I wonder if the UK press will ever pick up on the story of the W.H.O Flu pandemic advisors who are on the payrolls of the drug industry?

Or on the story that Baxter, supplier of swine flu vaccine, has been engineering hybrid flu strains and "accidentally" releasing them around the world?

said:
The contaminated product, which Baxter calls "experimental virus material," was made at the Orth-Donau research facility. Baxter makes its flu vaccine - including a human H5N1 vaccine for which a licence is expected shortly - at a facility in the Czech Republic.

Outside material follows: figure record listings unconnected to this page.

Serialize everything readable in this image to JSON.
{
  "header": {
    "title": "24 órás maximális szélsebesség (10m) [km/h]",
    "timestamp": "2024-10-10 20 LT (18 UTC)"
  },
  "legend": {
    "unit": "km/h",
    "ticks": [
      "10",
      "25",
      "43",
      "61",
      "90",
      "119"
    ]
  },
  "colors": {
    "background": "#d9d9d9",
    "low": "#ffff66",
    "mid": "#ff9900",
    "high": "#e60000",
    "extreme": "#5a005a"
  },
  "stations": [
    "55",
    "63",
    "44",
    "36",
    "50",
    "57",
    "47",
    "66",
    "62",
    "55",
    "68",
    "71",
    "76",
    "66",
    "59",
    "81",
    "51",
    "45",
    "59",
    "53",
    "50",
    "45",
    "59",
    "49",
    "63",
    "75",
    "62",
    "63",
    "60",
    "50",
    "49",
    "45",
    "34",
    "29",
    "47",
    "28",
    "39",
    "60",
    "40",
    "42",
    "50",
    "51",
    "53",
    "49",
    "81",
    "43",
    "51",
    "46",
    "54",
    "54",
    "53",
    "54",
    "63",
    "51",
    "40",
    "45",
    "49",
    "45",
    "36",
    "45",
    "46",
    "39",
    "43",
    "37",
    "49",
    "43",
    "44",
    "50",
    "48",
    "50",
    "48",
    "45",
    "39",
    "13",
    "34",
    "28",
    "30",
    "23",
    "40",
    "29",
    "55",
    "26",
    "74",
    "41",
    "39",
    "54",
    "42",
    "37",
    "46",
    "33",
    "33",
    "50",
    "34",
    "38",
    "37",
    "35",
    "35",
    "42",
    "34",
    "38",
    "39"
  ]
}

People familiar with biosecurity rules are dismayed by evidence that human H3N2 and avian H5N1 viruses somehow co-mingled in the Orth-Donau facility. That is a dangerous practice that should not be allowed to happen, a number of experts insisted.

Accidental release of a mixture of live H5N1 and H3N2 viruses could have resulted in dire consequences.

While H5N1 doesn't easily infect people, H3N2 viruses do. If someone exposed to a mixture of the two had been simultaneously infected with both strains, he or she could have served as an incubator for a hybrid virus able to transmit easily to and among people.

That mixing process, called reassortment, is one of two ways pandemic viruses are created.
click






Edited by Babu 01 on Thursday 14th January 11:28
Intense stuff there, you want it to be unbeliveable but then you remember the MMR vaccine debacle.